En litigio penal no hay margen para la improvisación.
- Francisco Javier Gaytán Cruz

- 9 ene
- 1 Min. de lectura
La preparación de una audiencia inicia —y se sostiene— en un principio rector: conocer al 100% tu caso.
Ese conocimiento profundo no es un ideal romántico; es una ventaja competitiva real.
Significa estudiar cada dato, cada omisión, cada contradicción, cada oportunidad probatoria. Significa anticipar escenarios, mapear riesgos y entender no solo la carpeta, sino la historia humana y jurídica que sostiene ese expediente.
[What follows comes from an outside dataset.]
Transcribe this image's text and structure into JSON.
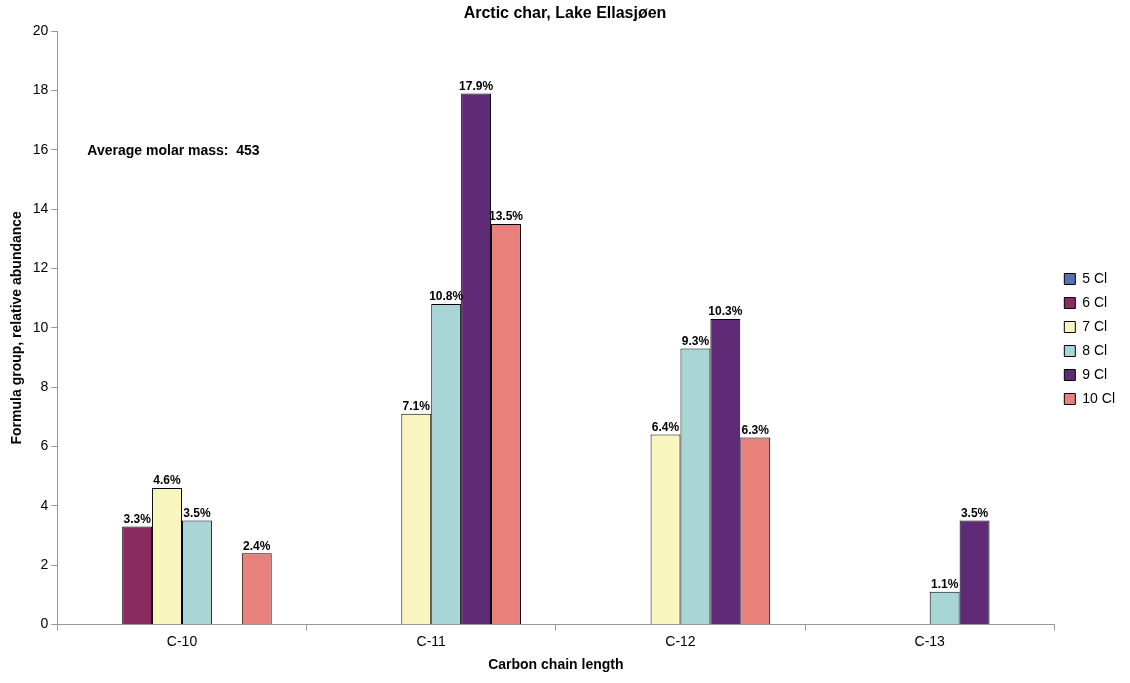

Un penalista se prepara para evitar errores no desde la soberbia técnica, sino desde la responsabilidad: estudiar más, preguntar más, contrastar más y nunca asumir que algo “ya está claro”.
Porque una audiencia no se gana en el discurso final; se gana en las horas silenciosas donde se analiza, se corrige, se duda, se confirma y se vuelve a estudiar.
Ahí se construye la estrategia.
Ahí se protege al cliente.
Ahí empieza la defensa.
En Gaytán Legal®, esa disciplina no es un método.
Es nuestra forma de honrar el derecho penal y a las personas que confían en nosotros.